Les vétérans qui demandent de l’aide doivent attendre encore plus longtemps

OTTAWA — Les vétérans canadiens blessés ou malades sont obligés d’attendre en moyenne deux fois plus longtemps que promis pour savoir s’ils ont droit à une aide financière du gouvernement — et cet arriéré ne cesse d’augmenter.

Les fonctionnaires persistent à dire aux vétérans que la grande majorité d’entre eux sauront d’ici 16 semaines s’ils sont admissibles à une indemnisation pour des blessures ou maladies liées à leurs fonctions. Pourtant, ce temps d’attente était plus du double en moyenne à la fin d’avril — 34,5 semaines, une augmentation de près de deux semaines depuis le début de l’année.

Le ministère des Anciens Combattants n’a pas précisé dans quelle mesure la pandémie de COVID-19 avait contribué à ces nouveaux délais, mais on rappelle que les fonctionnaires accomplissent maintenant leurs tâches de la maison.

Le gouvernement fédéral a longtemps été accusé de causer de la frustration et du stress supplémentaires à de nombreux anciens combattants en raison des délais d’attente croissants qui, par un cercle vicieux, contribuent à un arriéré croissant de demandes d’aide.

Plus de 46 200 demandes étaient en attente de traitement à la fin de décembre, selon le ministère, soit une augmentation de 1600 par rapport à septembre et de 6000 par rapport à mars. De ce nombre, qui devrait encore augmenter à cause de la pandémie, plus de 20 000 demandes sont considérées par le ministère comme «incomplètes» et nécessitent des informations supplémentaires avant d’être traitées.

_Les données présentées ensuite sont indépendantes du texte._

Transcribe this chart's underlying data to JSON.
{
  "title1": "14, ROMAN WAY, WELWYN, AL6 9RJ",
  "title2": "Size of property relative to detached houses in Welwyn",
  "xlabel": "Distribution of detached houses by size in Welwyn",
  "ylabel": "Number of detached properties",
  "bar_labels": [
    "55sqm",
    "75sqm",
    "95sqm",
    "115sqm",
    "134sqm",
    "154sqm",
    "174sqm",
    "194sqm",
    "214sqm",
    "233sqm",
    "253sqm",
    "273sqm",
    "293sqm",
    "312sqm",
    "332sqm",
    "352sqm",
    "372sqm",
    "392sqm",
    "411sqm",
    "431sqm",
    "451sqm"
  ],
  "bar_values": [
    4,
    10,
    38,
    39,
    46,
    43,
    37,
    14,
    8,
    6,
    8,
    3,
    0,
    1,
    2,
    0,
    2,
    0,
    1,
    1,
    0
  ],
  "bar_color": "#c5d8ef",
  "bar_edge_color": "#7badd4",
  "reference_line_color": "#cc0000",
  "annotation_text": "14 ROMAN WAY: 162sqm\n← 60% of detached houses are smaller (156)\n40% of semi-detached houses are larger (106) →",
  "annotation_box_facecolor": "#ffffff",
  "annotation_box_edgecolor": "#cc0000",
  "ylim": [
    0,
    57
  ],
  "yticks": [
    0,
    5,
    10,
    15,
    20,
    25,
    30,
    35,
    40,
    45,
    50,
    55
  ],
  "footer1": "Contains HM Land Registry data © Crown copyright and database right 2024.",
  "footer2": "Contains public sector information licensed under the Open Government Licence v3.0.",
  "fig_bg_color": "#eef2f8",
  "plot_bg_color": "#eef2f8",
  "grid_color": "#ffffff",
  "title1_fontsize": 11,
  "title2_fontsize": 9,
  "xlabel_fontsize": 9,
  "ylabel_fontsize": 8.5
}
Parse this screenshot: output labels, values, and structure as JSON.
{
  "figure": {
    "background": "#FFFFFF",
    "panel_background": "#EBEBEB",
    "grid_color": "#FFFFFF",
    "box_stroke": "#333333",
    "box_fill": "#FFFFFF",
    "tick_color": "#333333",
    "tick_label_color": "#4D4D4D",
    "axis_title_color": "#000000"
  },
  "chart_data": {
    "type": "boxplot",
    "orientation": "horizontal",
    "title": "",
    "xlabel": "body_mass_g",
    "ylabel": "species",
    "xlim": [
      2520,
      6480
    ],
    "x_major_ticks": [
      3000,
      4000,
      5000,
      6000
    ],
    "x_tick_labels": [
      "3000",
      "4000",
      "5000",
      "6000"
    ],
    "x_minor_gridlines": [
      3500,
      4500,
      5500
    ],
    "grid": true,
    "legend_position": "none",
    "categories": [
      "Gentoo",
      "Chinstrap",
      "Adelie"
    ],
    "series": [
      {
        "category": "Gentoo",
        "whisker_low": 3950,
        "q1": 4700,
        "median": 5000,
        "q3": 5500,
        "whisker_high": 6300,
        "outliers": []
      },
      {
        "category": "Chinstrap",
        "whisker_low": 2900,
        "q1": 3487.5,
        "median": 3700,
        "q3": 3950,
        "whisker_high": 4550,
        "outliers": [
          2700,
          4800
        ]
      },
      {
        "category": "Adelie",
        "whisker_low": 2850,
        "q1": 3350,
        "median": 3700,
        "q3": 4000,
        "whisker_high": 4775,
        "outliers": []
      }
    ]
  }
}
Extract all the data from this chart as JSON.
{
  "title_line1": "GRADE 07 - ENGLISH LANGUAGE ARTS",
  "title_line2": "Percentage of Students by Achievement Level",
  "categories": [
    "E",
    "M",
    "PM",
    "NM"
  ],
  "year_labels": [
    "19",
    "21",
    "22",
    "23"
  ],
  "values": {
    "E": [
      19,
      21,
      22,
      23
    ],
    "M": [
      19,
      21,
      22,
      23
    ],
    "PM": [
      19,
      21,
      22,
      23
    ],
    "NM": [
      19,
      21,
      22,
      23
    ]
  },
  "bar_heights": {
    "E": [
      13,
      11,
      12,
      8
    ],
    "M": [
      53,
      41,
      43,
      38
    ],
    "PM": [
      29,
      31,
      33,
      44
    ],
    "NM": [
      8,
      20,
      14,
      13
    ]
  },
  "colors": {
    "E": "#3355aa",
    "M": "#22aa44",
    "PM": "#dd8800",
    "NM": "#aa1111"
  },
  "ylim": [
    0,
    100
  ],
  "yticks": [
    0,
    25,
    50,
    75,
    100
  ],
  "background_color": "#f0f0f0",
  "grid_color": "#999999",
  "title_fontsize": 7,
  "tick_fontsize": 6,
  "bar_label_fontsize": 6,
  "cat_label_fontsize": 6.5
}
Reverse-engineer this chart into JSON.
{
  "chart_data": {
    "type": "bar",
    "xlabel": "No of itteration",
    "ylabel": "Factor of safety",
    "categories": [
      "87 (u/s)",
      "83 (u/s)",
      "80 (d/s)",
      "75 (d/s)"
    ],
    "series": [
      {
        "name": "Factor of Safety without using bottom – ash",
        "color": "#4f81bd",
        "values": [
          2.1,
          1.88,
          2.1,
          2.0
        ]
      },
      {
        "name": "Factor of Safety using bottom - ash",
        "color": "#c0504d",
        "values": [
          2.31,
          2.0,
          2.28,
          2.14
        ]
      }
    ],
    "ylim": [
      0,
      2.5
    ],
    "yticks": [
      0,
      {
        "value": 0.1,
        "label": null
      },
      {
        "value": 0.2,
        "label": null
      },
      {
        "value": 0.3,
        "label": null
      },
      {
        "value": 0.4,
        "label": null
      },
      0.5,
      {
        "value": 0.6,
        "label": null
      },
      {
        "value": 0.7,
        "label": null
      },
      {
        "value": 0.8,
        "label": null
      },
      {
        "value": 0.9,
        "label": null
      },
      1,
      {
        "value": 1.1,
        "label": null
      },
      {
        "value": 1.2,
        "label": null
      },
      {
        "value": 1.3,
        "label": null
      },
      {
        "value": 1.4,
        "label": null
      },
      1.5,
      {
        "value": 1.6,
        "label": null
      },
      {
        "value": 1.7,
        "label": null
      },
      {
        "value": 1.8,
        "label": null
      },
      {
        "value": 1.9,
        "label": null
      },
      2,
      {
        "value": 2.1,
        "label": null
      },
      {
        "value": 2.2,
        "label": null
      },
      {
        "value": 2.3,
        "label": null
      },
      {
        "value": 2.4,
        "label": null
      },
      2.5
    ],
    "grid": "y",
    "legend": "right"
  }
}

Au cours des derniers mois, des groupes de défense des anciens combattants ont d’ailleurs demandé au gouvernement d’approuver automatiquement toutes les demandes d’aide de vétérans blessés et de procéder plus tard à une vérification diligente pour détecter toute réclamation illégitime, comme Ottawa l’a fait récemment pour des programmes d’aide liés à la pandémie. Les vétérans rappellent par ailleurs que de nombreux requérants ont du mal à colliger toutes les informations nécessaires à cause du grand confinement.

Mais jusqu’ici, le gouvernement a fait la sourde oreille à leur demande. L’ombudsman des anciens combattants, Guy Parent, critiquait déjà le gouvernement fédéral pour les temps d’attente et l’arriéré dès septembre 2018, alors que le délai moyen de traitement des demandes de prestations d’invalidité se situait entre 23 et 29 semaines.

«Les longs délais d’exécution des décisions relatives aux prestations d’invalidité ne se limitent pas à l’indemnisation monétaire de la douleur et de la souffrance, écrivait l’ombudsman il y a près de deux ans. De nombreux demandeurs ont des besoins de santé non satisfaits qui peuvent être exacerbés par l’attente d’un traitement adéquat.»

Le gouvernement fédéral a en fait songé en 2018 à rehausser la cible de 16 semaines, afin de donner aux anciens combattants une idée plus «réaliste» du moment où leur demande serait traitée. Mais Ottawa a abandonné cette idée l’an dernier à la suite de critiques selon lesquelles Anciens Combattants tentait de changer unilatéralement les règles du jeu au milieu de la partie.